“Ponte Vecchio” in Florence, Italy 22” x 16” on Arches not (cold press) 140# paper. This is a bridge over the Arno River built in 1345 for the Medici family. I photographed this in the early morning with clear reflections in the smooth river surface before continuing on my cycling tour of Tuscany. I used a sketch 11” x 14” to start my 16” x 22” watercolor. A few hours of work sketching and study to see if I can capture this moment in watercolor pigments. I have about 6 paintings of this bridge to do in this series. While a photograph is good, a watercolor has more emotion and I have the opportunity to interpret what I saw and experienced so that you can get a glimpse into my mind and artist’s eye.
This was a difficult subject with lots of detail and complex water reflections. But it is exactly those water reflections that provided the unique view. The morning sun brought great contrast and color intensity that was washed out as the sun angle rose during the day.
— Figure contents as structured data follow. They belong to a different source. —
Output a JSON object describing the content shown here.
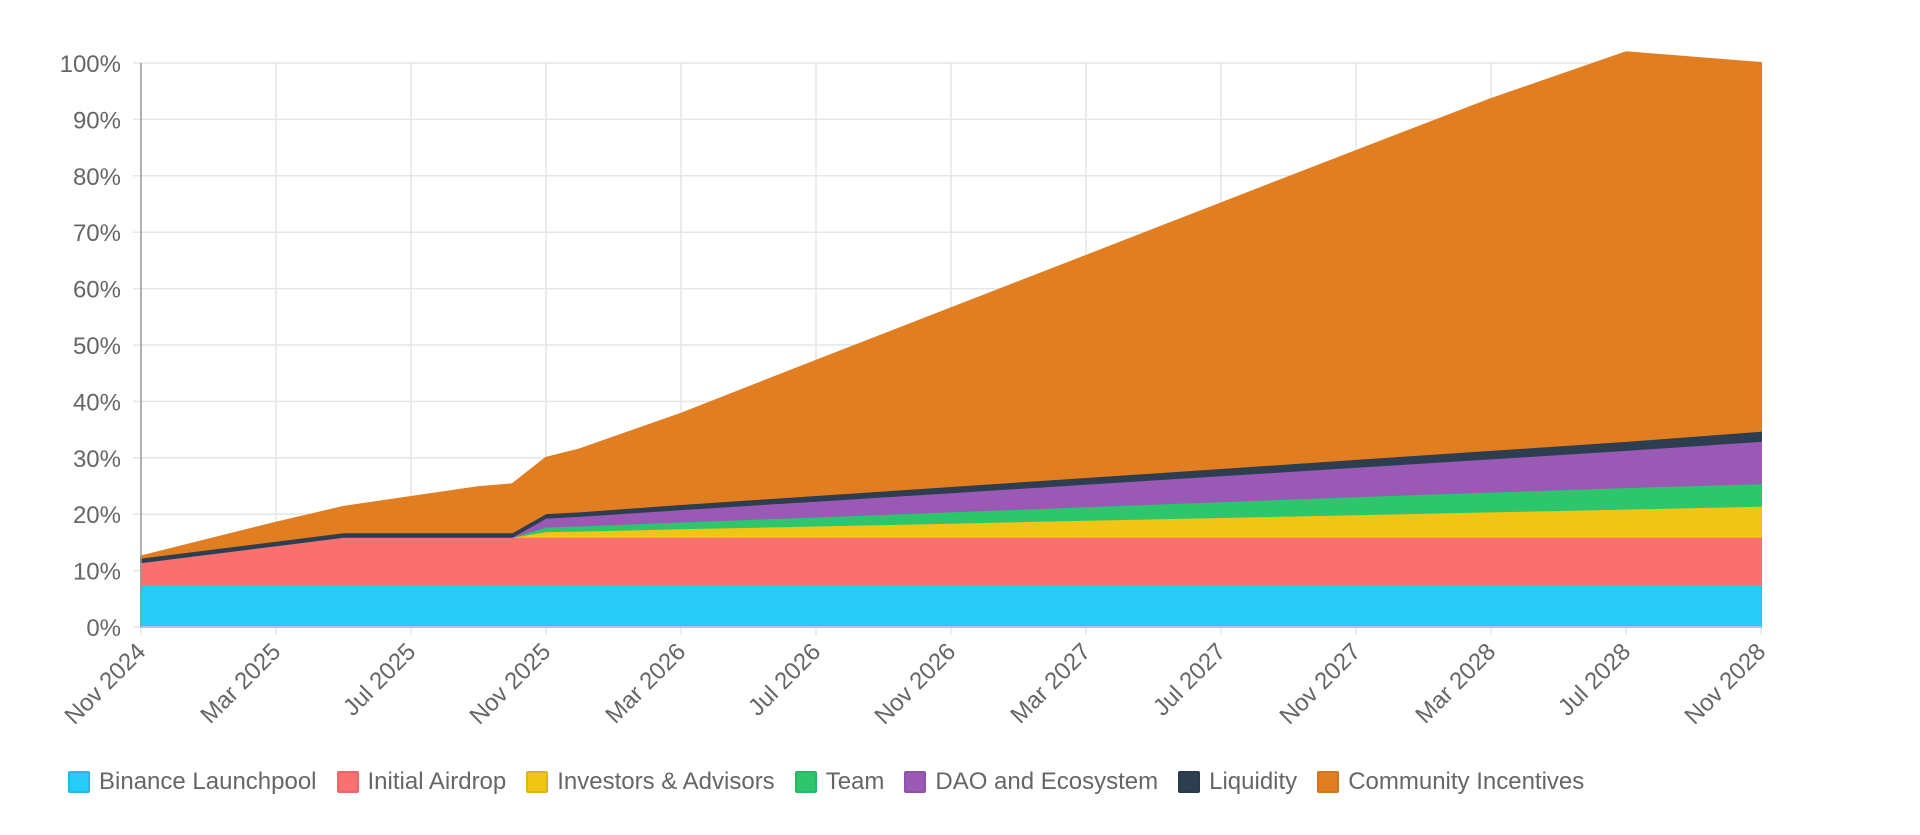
{
  "chart_data": {
    "type": "area",
    "stacked": true,
    "title": "",
    "xlabel": "",
    "ylabel": "",
    "ylim": [
      0,
      100
    ],
    "y_ticks": [
      "0%",
      "10%",
      "20%",
      "30%",
      "40%",
      "50%",
      "60%",
      "70%",
      "80%",
      "90%",
      "100%"
    ],
    "x_ticks": [
      "Nov 2024",
      "Mar 2025",
      "Jul 2025",
      "Nov 2025",
      "Mar 2026",
      "Jul 2026",
      "Nov 2026",
      "Mar 2027",
      "Jul 2027",
      "Nov 2027",
      "Mar 2028",
      "Jul 2028",
      "Nov 2028"
    ],
    "grid": true,
    "legend_position": "bottom",
    "x": [
      "Nov 2024",
      "Mar 2025",
      "May 2025",
      "Sep 2025",
      "Oct 2025",
      "Nov 2025",
      "Dec 2025",
      "Mar 2026",
      "Jul 2026",
      "Nov 2026",
      "Mar 2027",
      "Jul 2027",
      "Nov 2027",
      "Mar 2028",
      "Jul 2028",
      "Nov 2028"
    ],
    "series": [
      {
        "name": "Binance Launchpool",
        "color": "#26cbf8",
        "values": [
          7.5,
          7.5,
          7.5,
          7.5,
          7.5,
          7.5,
          7.5,
          7.5,
          7.5,
          7.5,
          7.5,
          7.5,
          7.5,
          7.5,
          7.5,
          7.5
        ]
      },
      {
        "name": "Initial Airdrop",
        "color": "#fa7071",
        "values": [
          4.0,
          7.0,
          8.5,
          8.5,
          8.5,
          8.5,
          8.5,
          8.5,
          8.5,
          8.5,
          8.5,
          8.5,
          8.5,
          8.5,
          8.5,
          8.5
        ]
      },
      {
        "name": "Investors & Advisors",
        "color": "#f0c516",
        "values": [
          0,
          0,
          0,
          0,
          0,
          1.0,
          1.1,
          1.5,
          2.0,
          2.5,
          3.0,
          3.5,
          4.0,
          4.5,
          5.0,
          5.5
        ]
      },
      {
        "name": "Team",
        "color": "#2ec66c",
        "values": [
          0,
          0,
          0,
          0,
          0,
          0.8,
          0.9,
          1.2,
          1.6,
          2.0,
          2.4,
          2.8,
          3.2,
          3.5,
          3.8,
          4.0
        ]
      },
      {
        "name": "DAO and Ecosystem",
        "color": "#9b59b6",
        "values": [
          0,
          0,
          0,
          0,
          0,
          1.6,
          1.7,
          2.2,
          2.8,
          3.4,
          4.0,
          4.6,
          5.2,
          5.9,
          6.6,
          7.5
        ]
      },
      {
        "name": "Liquidity",
        "color": "#2c3e50",
        "values": [
          0.8,
          0.8,
          0.8,
          0.8,
          0.8,
          0.8,
          0.8,
          0.9,
          1.0,
          1.1,
          1.2,
          1.3,
          1.4,
          1.5,
          1.6,
          1.8
        ]
      },
      {
        "name": "Community Incentives",
        "color": "#e27e22",
        "values": [
          0.2,
          3.2,
          4.5,
          8.0,
          8.5,
          9.8,
          11.0,
          16.0,
          23.8,
          31.5,
          39.2,
          46.9,
          54.6,
          62.2,
          68.9,
          65.2
        ]
      }
    ]
  }
}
This series of photographs shows the development of the watercolor. Watercolor is painted “backwards” from what you would expect. Unlike opaque mediums, like oil paint, watercolor is a transparent medium. “Mistakes” are hard to hide, so they need to be turned into features by the cleaver work of the artist. Come and visit my gallery and I can show you how I turned watercolor disaster into a delight! The light goes through the pigment to the paper surface, and bounces back with light waves colored by the watercolor pigments. It is this transparency that gives watercolors it unique quality. But it also requires that the pigments be transparent and not muddy.
I hope you enjoy viewing this watercolor as much as I did painting it this week.